One floor down, he got admitted to the DA's sanctum-hell, he'd come all this way, he wanted to talk to somebody-and in another minute was standing in front of Treya Ghent's desk, asking if Clarence Jackman was available in his room next door. Somethin' pretty interestin' had come up. But even before she answered, her look told him he guessed it wasn't going to be his lucky day. "He's been at meetings all morning, John, and then scheduled at other ones all afternoon. That's what DAs really do, you know. They don't do law. They go to meetings." Strout considered Ms. Ghent-or was it Mrs. Glitsky?-a very handsome, dark-skinned mulatto woman with a few drops of Asian or Indian blood mixed in somewhere, and now she smiled at him helpfully. "Is there anything I can do for you?"
He thought a minute. "Do you know where Abe's got to?"

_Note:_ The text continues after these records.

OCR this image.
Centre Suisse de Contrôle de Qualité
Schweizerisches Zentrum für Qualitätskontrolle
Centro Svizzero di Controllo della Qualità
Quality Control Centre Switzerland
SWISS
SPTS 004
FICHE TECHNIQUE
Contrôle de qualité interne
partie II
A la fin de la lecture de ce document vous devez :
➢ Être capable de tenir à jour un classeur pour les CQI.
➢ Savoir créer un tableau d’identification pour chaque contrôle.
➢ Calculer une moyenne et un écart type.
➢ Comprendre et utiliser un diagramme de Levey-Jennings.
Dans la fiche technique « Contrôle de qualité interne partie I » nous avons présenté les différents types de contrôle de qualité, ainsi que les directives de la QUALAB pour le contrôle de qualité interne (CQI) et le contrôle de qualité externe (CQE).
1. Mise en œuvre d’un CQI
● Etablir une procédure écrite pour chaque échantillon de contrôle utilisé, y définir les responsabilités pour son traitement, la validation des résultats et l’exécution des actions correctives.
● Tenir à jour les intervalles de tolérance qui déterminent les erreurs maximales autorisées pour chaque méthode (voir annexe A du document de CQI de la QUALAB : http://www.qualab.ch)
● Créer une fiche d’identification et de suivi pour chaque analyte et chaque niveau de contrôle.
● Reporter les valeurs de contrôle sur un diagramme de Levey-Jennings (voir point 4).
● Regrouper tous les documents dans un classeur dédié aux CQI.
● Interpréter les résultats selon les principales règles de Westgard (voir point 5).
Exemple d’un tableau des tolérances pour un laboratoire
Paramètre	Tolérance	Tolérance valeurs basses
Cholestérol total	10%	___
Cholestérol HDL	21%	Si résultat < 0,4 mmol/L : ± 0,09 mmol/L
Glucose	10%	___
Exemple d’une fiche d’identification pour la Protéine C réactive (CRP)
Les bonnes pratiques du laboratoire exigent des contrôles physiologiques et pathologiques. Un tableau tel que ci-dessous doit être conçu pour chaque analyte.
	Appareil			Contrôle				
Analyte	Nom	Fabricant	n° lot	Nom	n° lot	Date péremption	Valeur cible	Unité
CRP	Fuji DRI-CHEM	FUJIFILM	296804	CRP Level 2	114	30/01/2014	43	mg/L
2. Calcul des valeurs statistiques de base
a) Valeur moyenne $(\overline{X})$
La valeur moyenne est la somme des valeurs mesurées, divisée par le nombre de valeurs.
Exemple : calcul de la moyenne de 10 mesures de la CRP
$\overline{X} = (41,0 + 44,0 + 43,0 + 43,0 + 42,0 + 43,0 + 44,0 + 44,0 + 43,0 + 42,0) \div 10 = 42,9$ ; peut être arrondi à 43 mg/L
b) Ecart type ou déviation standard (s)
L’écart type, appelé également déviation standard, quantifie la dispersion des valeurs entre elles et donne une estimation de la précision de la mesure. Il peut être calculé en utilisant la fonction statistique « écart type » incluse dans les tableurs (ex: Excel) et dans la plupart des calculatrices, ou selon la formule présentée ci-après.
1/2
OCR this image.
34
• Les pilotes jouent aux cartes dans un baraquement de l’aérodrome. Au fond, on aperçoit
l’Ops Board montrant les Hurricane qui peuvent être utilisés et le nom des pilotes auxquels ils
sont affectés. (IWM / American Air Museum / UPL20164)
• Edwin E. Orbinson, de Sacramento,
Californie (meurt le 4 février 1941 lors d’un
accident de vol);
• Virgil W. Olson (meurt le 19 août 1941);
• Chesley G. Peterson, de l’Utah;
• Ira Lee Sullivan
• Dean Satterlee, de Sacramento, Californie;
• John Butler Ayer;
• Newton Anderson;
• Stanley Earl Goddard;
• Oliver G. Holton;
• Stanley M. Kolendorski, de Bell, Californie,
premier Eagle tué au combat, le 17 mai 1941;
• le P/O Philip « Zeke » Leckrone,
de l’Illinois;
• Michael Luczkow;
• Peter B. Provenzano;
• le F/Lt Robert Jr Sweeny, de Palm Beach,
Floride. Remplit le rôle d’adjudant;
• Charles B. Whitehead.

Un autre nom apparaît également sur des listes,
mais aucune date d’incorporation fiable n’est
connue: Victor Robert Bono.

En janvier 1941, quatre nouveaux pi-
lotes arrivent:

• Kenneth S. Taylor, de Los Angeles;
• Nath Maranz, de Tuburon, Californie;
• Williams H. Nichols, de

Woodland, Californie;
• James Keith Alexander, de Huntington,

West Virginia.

She shook her head no. "He left the house this morning with one of his inspectors. I haven't heard from him since. Why?" Although she knew the answer to that. Strout wanted to see her husband because he was head of homicide. There was no doubt that the "somethin' pretty interestin'" he'd referred to wasn't a hot stock tip.
The lanky gentleman sighed, then sidestepped and, after asking her permission, let himself down onto the waiting chair by the side of the door. "Got to catch my breath a little. I came up by the stairs, which at my age ain't always recommended."
"It must have been important," Treya said, she hoped with some subtlety.
Not that Strout needed the prompt. He was fairly itching to get it out. "You recall the discussion we all had the other day over to Lou's about the Parnassus Group?" Of course she did. Mr. Jackman was still mulling over his options. "Well, you just watch. It's goin' to get a lot more interestin' in a New York minute."